Artist: Roots ManuvaTitle: Awfully DeepRating: 4 StarsReviewed by: Conan Milne
Firstly, let’s kill all of the inevitable comparisons between British and American artists dead in their tracks. The fact is that someone’s location doesn’t determine whether or not he or she is a talented MC. Enter Roots Manuva. The British/Jamaican hip-hopper returns with his third album Awfully Deep (Big Dada) and, in doing so, proves that good music transcends such supposed limitations as where you’re situated.

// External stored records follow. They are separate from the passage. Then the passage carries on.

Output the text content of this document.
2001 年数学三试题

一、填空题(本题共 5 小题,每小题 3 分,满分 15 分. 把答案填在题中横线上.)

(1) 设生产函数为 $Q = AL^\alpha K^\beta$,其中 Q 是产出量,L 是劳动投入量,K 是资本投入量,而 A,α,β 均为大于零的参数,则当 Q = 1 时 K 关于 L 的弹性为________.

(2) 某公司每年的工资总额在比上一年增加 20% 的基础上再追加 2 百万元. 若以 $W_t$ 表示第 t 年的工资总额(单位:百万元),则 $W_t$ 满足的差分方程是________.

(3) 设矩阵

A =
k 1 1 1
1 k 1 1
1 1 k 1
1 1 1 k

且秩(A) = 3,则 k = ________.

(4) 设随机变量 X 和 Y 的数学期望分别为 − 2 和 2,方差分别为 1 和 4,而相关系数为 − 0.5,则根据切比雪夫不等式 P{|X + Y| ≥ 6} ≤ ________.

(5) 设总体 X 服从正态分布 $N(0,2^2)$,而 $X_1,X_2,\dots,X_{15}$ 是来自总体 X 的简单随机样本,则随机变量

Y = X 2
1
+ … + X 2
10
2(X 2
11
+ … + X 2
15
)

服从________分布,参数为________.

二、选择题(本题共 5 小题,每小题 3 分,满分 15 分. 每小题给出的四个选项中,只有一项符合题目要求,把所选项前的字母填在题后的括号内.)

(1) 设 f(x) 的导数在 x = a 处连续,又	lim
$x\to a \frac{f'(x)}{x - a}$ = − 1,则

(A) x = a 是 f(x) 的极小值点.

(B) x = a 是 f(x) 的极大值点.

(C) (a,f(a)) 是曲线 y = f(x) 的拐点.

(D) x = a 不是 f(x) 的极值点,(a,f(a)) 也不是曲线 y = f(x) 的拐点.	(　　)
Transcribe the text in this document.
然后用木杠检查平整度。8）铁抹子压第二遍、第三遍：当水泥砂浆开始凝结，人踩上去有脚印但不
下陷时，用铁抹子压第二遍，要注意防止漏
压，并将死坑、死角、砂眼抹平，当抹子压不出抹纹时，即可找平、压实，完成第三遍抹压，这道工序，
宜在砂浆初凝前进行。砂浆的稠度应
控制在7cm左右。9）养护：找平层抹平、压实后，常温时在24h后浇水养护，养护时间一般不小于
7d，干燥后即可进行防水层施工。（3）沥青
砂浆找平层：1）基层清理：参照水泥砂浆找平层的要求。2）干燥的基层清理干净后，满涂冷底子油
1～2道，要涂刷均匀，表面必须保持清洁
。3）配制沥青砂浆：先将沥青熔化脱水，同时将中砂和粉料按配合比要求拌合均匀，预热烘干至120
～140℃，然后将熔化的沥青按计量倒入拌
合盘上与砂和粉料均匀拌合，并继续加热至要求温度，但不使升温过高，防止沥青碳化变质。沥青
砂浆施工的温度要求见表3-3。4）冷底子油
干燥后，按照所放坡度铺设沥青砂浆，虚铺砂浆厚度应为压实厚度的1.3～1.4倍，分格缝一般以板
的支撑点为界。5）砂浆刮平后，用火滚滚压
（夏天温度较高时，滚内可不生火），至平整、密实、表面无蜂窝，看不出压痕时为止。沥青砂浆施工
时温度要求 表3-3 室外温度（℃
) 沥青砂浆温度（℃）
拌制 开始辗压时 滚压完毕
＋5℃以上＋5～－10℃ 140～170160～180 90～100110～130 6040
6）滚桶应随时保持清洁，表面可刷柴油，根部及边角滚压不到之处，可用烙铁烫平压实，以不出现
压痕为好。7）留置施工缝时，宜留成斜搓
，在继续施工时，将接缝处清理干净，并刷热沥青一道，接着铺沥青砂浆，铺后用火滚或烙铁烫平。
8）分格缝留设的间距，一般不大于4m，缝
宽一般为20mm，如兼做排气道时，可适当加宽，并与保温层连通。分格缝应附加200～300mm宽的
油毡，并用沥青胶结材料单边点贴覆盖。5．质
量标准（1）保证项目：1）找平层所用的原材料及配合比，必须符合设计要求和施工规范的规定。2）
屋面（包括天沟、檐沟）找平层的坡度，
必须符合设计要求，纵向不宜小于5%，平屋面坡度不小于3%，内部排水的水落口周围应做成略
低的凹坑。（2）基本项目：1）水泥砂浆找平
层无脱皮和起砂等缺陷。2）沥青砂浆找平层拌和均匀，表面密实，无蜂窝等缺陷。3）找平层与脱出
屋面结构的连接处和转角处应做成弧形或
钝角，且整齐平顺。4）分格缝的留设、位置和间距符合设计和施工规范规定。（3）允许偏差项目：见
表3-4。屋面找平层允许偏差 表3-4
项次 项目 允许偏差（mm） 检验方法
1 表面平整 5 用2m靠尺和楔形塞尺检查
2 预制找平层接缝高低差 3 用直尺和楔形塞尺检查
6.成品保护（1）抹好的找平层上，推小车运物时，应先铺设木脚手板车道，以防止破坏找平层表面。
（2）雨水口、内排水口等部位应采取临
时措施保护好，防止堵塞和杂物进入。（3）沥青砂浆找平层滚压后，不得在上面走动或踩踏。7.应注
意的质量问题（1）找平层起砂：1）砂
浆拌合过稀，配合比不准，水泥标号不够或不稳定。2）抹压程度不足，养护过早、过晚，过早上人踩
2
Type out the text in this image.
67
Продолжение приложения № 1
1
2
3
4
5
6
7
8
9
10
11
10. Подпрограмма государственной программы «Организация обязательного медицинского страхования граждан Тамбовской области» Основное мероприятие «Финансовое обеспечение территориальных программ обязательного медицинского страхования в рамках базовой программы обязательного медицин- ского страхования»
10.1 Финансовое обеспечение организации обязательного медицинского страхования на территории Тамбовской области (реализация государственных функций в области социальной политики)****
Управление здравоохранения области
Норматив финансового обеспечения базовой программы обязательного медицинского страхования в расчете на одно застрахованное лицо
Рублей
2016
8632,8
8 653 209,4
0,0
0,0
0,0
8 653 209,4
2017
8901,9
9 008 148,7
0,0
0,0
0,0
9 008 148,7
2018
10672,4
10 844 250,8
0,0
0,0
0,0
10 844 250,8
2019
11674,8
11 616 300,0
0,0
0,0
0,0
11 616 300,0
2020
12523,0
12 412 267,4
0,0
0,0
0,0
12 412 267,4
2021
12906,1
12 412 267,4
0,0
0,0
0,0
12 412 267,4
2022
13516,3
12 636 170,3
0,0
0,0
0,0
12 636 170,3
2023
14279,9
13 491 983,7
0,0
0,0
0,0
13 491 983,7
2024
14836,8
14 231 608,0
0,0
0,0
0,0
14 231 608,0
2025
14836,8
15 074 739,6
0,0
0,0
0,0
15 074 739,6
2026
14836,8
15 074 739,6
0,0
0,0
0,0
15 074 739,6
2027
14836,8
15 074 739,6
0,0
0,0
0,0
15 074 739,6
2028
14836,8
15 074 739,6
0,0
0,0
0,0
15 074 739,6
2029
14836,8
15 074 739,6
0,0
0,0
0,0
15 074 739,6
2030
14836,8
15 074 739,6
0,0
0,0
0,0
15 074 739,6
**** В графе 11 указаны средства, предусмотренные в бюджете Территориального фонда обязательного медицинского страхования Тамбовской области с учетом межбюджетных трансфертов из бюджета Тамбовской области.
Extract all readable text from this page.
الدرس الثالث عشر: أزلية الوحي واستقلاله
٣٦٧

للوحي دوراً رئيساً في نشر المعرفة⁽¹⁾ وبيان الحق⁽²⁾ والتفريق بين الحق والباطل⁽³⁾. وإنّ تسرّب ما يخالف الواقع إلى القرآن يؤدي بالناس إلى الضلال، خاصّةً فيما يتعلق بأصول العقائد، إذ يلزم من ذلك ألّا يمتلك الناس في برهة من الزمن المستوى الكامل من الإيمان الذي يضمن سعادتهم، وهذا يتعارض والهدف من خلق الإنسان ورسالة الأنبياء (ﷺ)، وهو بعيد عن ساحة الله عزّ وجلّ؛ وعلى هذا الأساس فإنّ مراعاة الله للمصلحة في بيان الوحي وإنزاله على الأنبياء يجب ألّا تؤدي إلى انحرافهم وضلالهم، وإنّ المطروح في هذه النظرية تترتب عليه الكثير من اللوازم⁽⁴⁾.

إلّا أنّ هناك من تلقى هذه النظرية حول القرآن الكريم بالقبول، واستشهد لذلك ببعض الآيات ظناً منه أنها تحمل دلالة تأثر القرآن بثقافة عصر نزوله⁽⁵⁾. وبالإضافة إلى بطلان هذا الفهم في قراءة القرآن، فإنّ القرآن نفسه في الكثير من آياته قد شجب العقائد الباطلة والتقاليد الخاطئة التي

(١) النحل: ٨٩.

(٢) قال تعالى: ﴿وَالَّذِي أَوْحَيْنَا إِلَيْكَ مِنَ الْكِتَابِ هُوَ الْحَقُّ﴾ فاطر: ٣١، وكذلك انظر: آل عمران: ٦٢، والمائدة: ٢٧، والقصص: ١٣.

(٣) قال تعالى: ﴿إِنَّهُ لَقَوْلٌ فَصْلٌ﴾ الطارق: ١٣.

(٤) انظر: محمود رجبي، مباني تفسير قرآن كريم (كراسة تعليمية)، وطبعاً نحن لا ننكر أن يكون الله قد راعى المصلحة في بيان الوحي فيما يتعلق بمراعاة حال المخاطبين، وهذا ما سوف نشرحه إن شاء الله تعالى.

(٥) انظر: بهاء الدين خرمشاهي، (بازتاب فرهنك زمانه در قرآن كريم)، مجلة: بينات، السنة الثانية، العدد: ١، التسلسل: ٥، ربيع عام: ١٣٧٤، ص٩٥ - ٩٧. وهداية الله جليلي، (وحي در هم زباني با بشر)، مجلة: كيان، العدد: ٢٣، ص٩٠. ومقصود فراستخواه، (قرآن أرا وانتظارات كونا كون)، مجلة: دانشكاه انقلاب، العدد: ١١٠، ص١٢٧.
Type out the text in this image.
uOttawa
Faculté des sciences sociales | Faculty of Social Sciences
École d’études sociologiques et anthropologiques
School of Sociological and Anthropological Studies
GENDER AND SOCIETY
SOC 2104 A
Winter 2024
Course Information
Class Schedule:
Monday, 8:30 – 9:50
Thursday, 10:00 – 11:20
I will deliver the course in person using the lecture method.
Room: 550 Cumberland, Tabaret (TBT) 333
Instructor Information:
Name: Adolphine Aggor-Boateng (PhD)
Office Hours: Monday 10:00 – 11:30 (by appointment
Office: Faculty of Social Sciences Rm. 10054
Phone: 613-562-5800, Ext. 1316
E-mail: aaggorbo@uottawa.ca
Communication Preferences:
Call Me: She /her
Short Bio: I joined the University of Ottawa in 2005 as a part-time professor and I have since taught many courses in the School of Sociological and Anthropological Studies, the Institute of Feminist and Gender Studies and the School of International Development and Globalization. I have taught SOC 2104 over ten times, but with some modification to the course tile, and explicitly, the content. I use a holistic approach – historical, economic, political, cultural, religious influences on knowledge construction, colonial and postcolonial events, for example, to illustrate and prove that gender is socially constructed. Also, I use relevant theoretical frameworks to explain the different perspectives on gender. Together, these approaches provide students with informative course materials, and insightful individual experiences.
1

The album opens in typically crazed fashion with “Mind 2 Motion”. Although Roots’ instruction for the ladies and gents to “shake your skirt”, and pants respectively, will lead some to view the track as a ‘club’ cut, it nonetheless features dark undertones. Examples include the rapper’s pleading for forgiveness from his “sinny sin sins” and his desire to “shake away the hurt”. The occasionally bleak instrumental courtesy of Lord Gosh perfectly fits such subject matter and helps display Roots’ split personality as both a complex MC and troubled soul. But the following cut serves as one of the best: “Awfully Deep” sees Manuva exploring his own sanity, with the afore-mentioned Gosh providing spaced-out production (complete with barely audible shrieks) that compliments Manuva’s crazed lyrics. “I can’t get no sleep”, he booms on the chorus, before admitting that his mental health is “back on the line again”. Roots’ poignant lyrics in this song (he even discusses his experiences with “crooked doctors and kinky nurses”) are nothing short of gripping.
However, some might deem both “Cause 4 Pause” and “Pause 4 Cause” filler due to their abrupt length in an album that is merely fourteen tracks long. Despite these potential negatives, “Cause 4 Pause” is followed by “Colossal Insight”, which, as the name suggests, gives the listener a greater view into the mind of such a unique artist. How often do you hear a rapper profess that they should “cut down this drinking” and “too many late nights”? “Pause 4 Cause”, meanwhile, leads into “Move Ya Loin”, a relatively straightforward cut with an overly sparse stringed production which, frustratingly, only picks up near the song’s end and during the cut’s repetitive chorus. The track withstands as one of the select downsides to the album.
He’s hailed in the UK as the savior of the British rap scene, but Roots dismisses this by rhyming that he doesn’t “give a damn about UK rap”, before adding “I’m a UK black making UK tracks”. These lyrics alone show that Roots’ is a peerless artist who defies being ‘pigeon-holed’ by the media and industry. His bizarre style will doubtless put off some, but those who persevere with Awfully Deep are in for a masterwork in worldwide Hip-hop.